One week ago, Micom Systems agreed to be bought for $16 a share, or $301 million, by the New York investment firm Odyssey Partners, ending Micom's 15 years as an independent company. Already big changes are taking place.
Two of Micom's top executives, Chief Executive Roger L. Evans and Chief Financial Officer Raymond V. Thomas, are planning to leave the company soon. In addition, Micom has agreed to sell its Micom Digital division in Herndon, Va., for $9.65 million, less than half the $19.4 million in cash and stock it paid to buy the business last September when it was called Spectrum Digital.
In all likelihood, those changes are only the beginning. Micom's new owner is a savvy and respected investment firm based in a Madison Avenue office that has accumulated a net worth of more than $500 million, largely from buying companies and restructuring them by selling off parts of the businesses.

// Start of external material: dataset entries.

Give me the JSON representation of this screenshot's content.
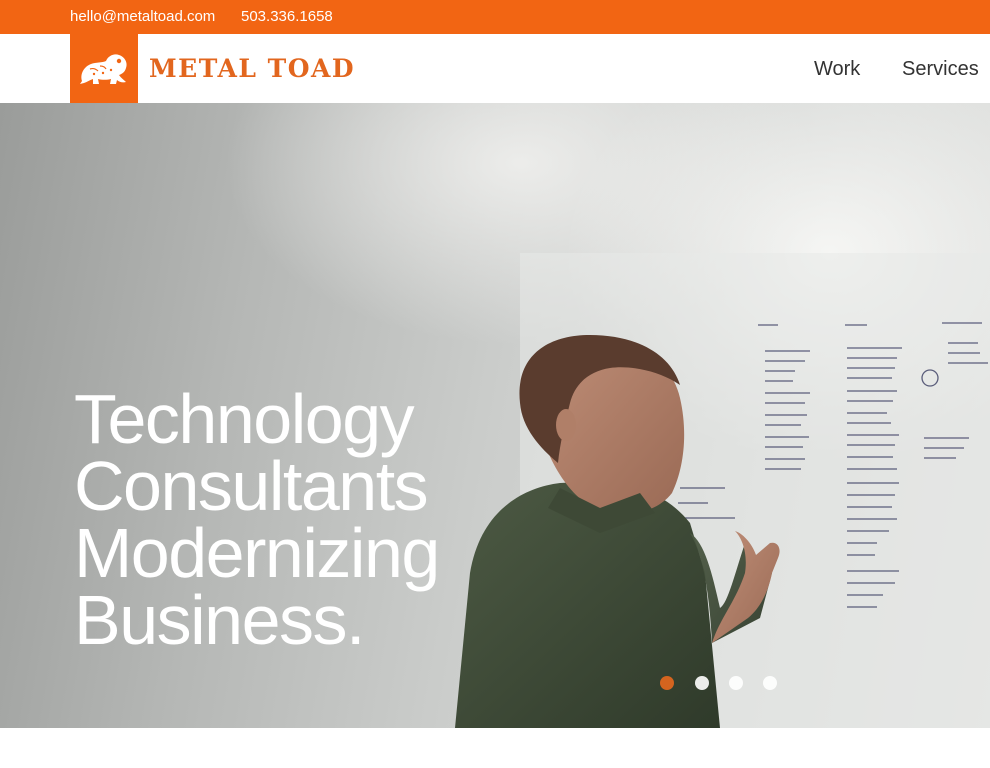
{
  "topbar": {
    "email": "hello@metaltoad.com",
    "phone": "503.336.1658"
  },
  "header": {
    "logo_text": "METAL TOAD",
    "logo_icon": "toad-icon",
    "nav": [
      {
        "label": "Work"
      },
      {
        "label": "Services"
      }
    ]
  },
  "hero": {
    "title_lines": [
      "Technology",
      "Consultants",
      "Modernizing",
      "Business."
    ],
    "slides": {
      "count": 4,
      "active": 1
    }
  },
  "colors": {
    "brand_orange": "#f26513",
    "logo_text": "#e2661e",
    "active_dot": "#d4641f"
  }
}
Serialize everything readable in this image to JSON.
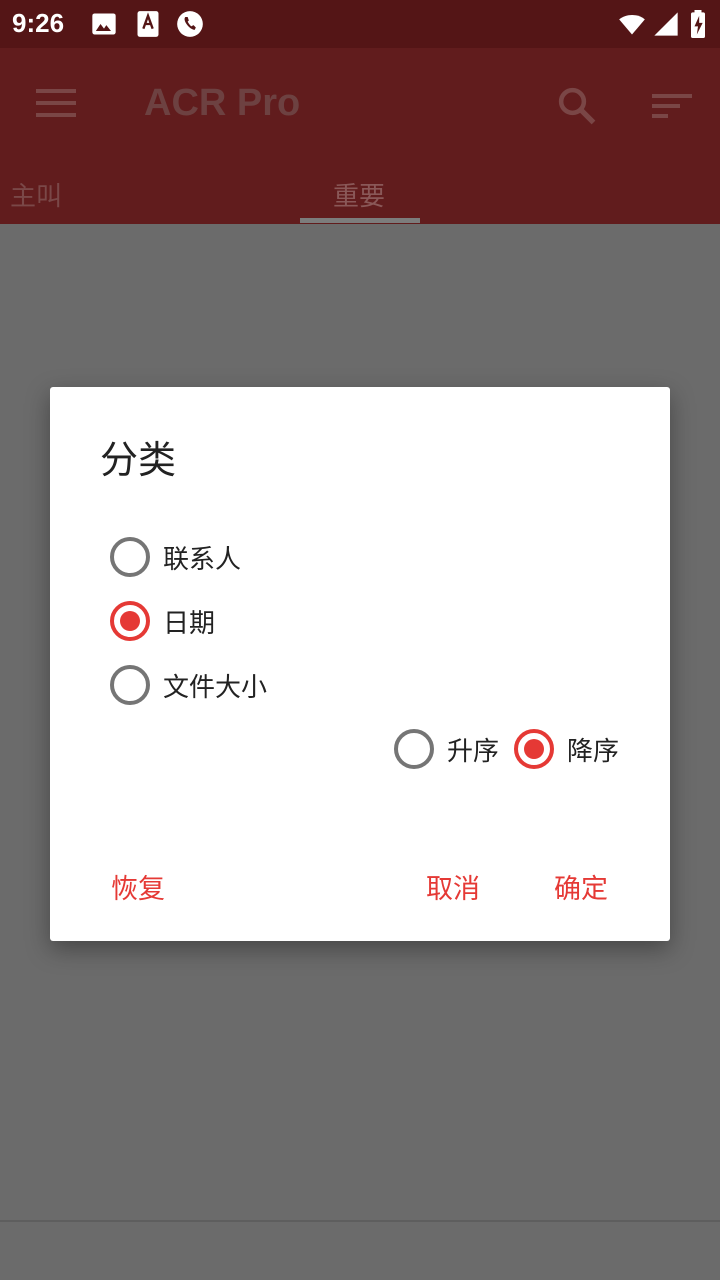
{
  "status_bar": {
    "time": "9:26"
  },
  "app_bar": {
    "title": "ACR Pro",
    "tabs": [
      {
        "label": "主叫"
      },
      {
        "label": "重要"
      }
    ]
  },
  "dialog": {
    "title": "分类",
    "sort_by_options": [
      {
        "label": "联系人",
        "checked": false
      },
      {
        "label": "日期",
        "checked": true
      },
      {
        "label": "文件大小",
        "checked": false
      }
    ],
    "order_options": [
      {
        "label": "升序",
        "checked": false
      },
      {
        "label": "降序",
        "checked": true
      }
    ],
    "buttons": {
      "reset": "恢复",
      "cancel": "取消",
      "ok": "确定"
    }
  },
  "colors": {
    "accent": "#e53935",
    "app_bar": "#611c1d",
    "status_bar": "#541516"
  }
}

Documents filed Friday with the Securities and Exchange Commission indicate Odyssey plans to sell off a large amount of Micom assets within two years to help pay back money borrowed to buy the company. The documents say that the company is considering selling its Interlan business in Boxborough, Mass., which makes high-speed communications equipment linking computers and terminals in a single building.
"They'll pick and choose which parts of the company they want to keep," Micom's Thomas said.
The SEC documents also reveal that the sale was a lucrative one for chief executive Evans. Under his agreement with the company, Evans received a $100,000 bonus related to the sale and is expected to receive another $500,000 bonus, which he is entitled to because the company was sold for $16 a share.
The fall of Micom as an independent company shows how far and how fast a company can fall in the unpredictable high-technology business, where products are new one moment and old the next. In the early 1980s, Micom's sales and earnings were nearly doubling each year, and its stock was regularly recommended to investors by major brokerage houses. In late 1983 and early 1984, demand for the stock pushed its price up to nearly $50 a share.
Since then, the company's financial performance was a disappointment to investors and Micom was put up for sale as a result of a feud among its directors over company strategy. The acquisition gives Odyssey a company that has been one of the nation's leaders in making equipment that helps computers "talk" to each other.
Such equipment is particularly important to a number of businesses that bought computers in a haphazard manner during the explosion in the office computer business in the early 1980s. Companies are increasingly trying to link various computers in scattered offices to form a seamless electronic data network.
In addition, Micom runs a healthy catalogue business based in Pittsburgh that sells data communications equipment to businesses. That division is Micom's jewel, and was the main attraction to suitors.
SEC documents indicate it is the company's most profitable business by far. Projections in the documents show company executives expected it to account for $14.7 million, or nearly 70%, of Micom's projected $21.2 million profit for its current fiscal year.
SEC documents say that Odyssey plans to keep that division and Micom's Integrated Networking Group in Simi Valley, which specializes in making equipment that links terminals to computer networks.
Micom hit its peak in the fiscal year ended March 31, 1985, when the company earned an all-time high profit of $25.7 million on sales of $193.3 million. By contrast, Micom earned only $9.8 million on sales of $223.4 million in its most recent fiscal year ended April 3. While down considerably from three years earlier, Micom's most recent profit was more than triple that of 1987, in part because of cost cutting.
Micom also emerged as one of the most important firms in the cluster of high-technology companies sprouting up in the west San Fernando Valley and eastern Ventura County areas in the late 1970s and early 1980s. Micom was founded in Chatsworth in 1973, long before the area's orange groves and horse ranches gave way to concrete and steel industrial parks. In January, 1985, Micom became one of the first major companies to locate its corporate headquarters in Simi Valley.
But Micom faltered in 1985, in part from the computer industry slump and growing competition by rival companies making similar products. Adding to those problems were difficulties Micom had merging with Interlan, a company it bought in March, 1985. The company's executives said they failed to smoothly mesh Interlan's marketing staff with Micom's, underestimated Interlan's competition and created morale problems by overhauling what was a young company.
While this was going on, Micom's stock tumbled. It fell from nearly $50 a share in 1983-84 to as low as $6.50 last fall after the October stock market crash.